Mukhtarudin menegaskan bahwa hampir semua pekerja migran yang dipulangkan merupakan pekerja migran nonprosedural. Ia menambahkan bahwa seluruh kasus pemulangan jenazah yang ditangani pemerintah berasal dari pekerja migran yang berangkat tanpa prosedur resmi. "Sebenarnya yang lain dipulangkan ini yang non-prosedural. Yang prosedural-prosedural itu hampir sedikit. Seperti tadi yang ada sekian jenazah, itu semuanya non-prosedural," tuturnya.

Dalam kesempatan yang sama, Direktur Jenderal Pelindungan KP2MI Rinardi menyampaikan bahwa pihaknya telah mencegah keberangkatan 6.688 calon pekerja migran Indonesia (CPMI) secara nonprosedural sepanjang tahun 2025. Pencegahan tersebut dilakukan melalui 2.262 kegiatan yang dilaksanakan oleh pemerintah pusat maupun daerah.

Rinardi juga menjelaskan bahwa KP2MI telah melakukan pengawasan langsung terhadap 192 lembaga penempatan pekerja migran sepanjang tahun 2025. Lembaga yang diawasi terdiri atas Perusahaan Penempatan Pekerja Migran Indonesia (P3MI) dan Lembaga Pelatihan Kerja (LPK). Selain itu, proses verifikasi pengajuan rekomendasi Council of Labor Affairs (CLA) untuk penempatan pekerja migran ke Taiwan telah dilakukan terhadap 226 P3MI.

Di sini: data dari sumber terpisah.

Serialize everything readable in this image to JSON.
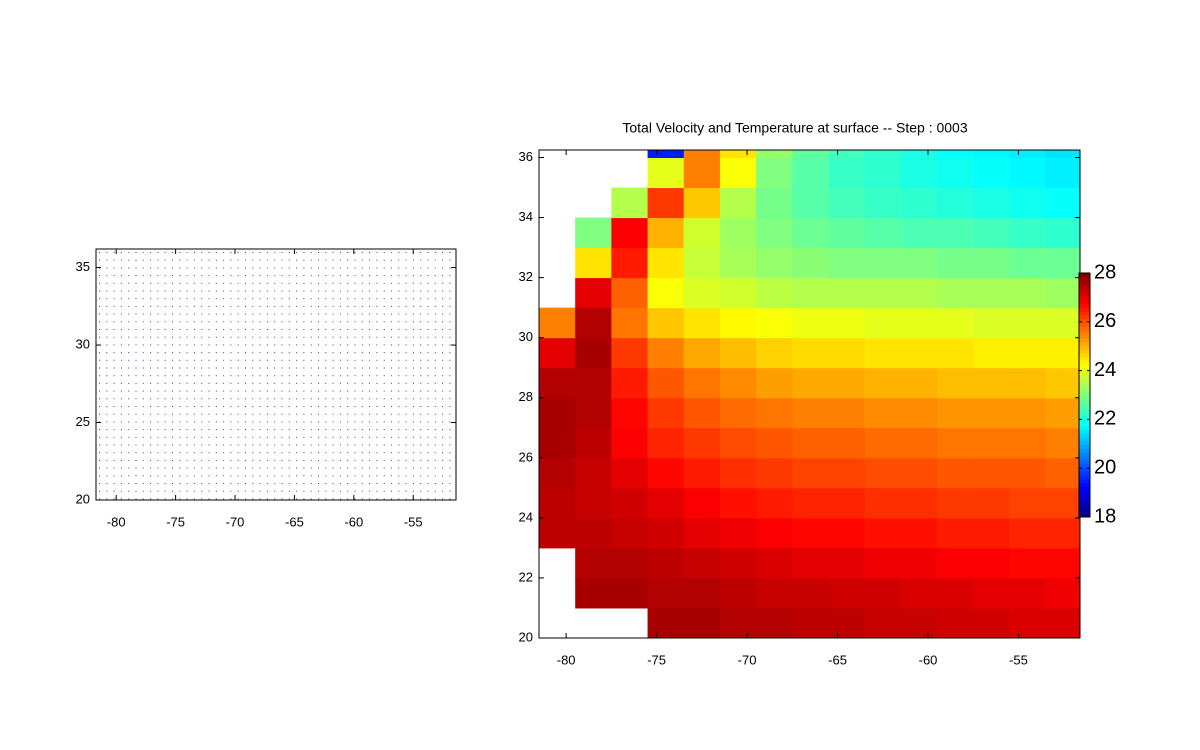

KP2MI juga melaksanakan 14 kegiatan pengawasan terkait kepesertaan jaminan sosial melalui BPJS Ketenagakerjaan. Rinardi mencatat bahwa KP2MI menerima 487 pengaduan dari pekerja migran Indonesia sepanjang tahun 2025, di mana sebanyak 351 pengaduan atau sekitar 72 persen telah diselesaikan. "Kemudian ada pemenuhan haknya. Kurang lebih ada Rp534 juta. Apa saja yang kami bantu mereka termasuk gaji yang tidak dibayarkan, pembayaran asuransi dan seterusnya," ujar Rinardi.

Ia menjelaskan bahwa dana sekitar Rp534 juta tersebut merupakan pemenuhan hak pekerja migran yang berhasil difasilitasi pemerintah, termasuk pembayaran gaji yang tertunggak, klaim asuransi, serta hak-hak lainnya yang belum diterima para pekerja migran.